Posted: Mon Jan 18, 2016 10:58 am
by williamray123
My grandparents on my Dad's side were baptists. My mom's parents were CoC and she had converted my dad after years of nagging him to come to CoC. My baptist grandparents asked us to come to their revival - small baptist church in Tennessee in the late 1970s - I was around 8 or 9. I honestly don't remember if we were told not to sing out with the organ or I was already so brainwashed I knew instinctively not to but I have a memory of me, my parents and siblings standing there mute with weird looks on our faces while the rest of the congregation sang. Seems like we just should have gone if we were going to make it weird.

Re: Visiting Other Churches

Posted: Mon Jan 18, 2016 2:38 pm
by onward
williamray123 wrote:My grandparents on my Dad's side were baptists. My mom's parents were CoC and she had converted my dad after years of nagging him to come to CoC. My baptist grandparents asked us to come to their revival - small baptist church in Tennessee in the late 1970s - I was around 8 or 9. I honestly don't remember if we were told not to sing out with the organ or I was already so brainwashed I knew instinctively not to but I have a memory of me, my parents and siblings standing there mute with weird looks on our faces while the rest of the congregation sang.

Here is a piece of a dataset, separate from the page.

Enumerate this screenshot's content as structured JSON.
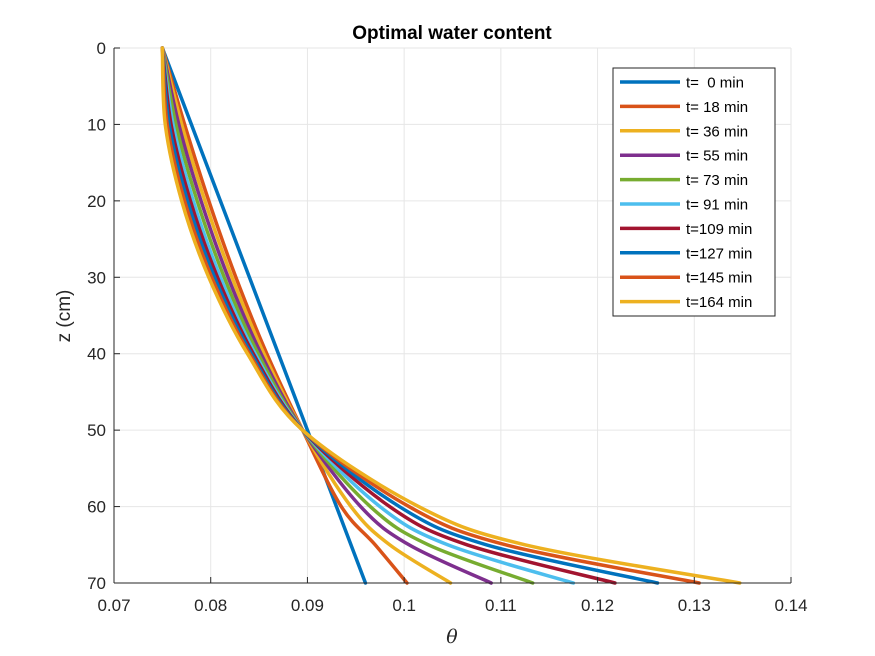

Seems like we just should have gone if we were going to make it weird.
Change the state from Tenneessee to California and everything you wrote matches my experience visiting non CoC groups. Even your history of Baptists on Dad's side, and CoC on mom's side. I will always regret it was my efforts that swayed my Dad over to the CoC persuasion .. not proud of that!

Re: Visiting Other Churches

Posted: Mon Jan 18, 2016 3:09 pm
by Tsathoggua
My mom never made a big deal of it -- I attended Baptist, Methodist, Catholic and Pentecostal services with friends every once in a while. She was COC, but not extremist / fanatic -- I think she always had a problem with the "We are the only true church" crap.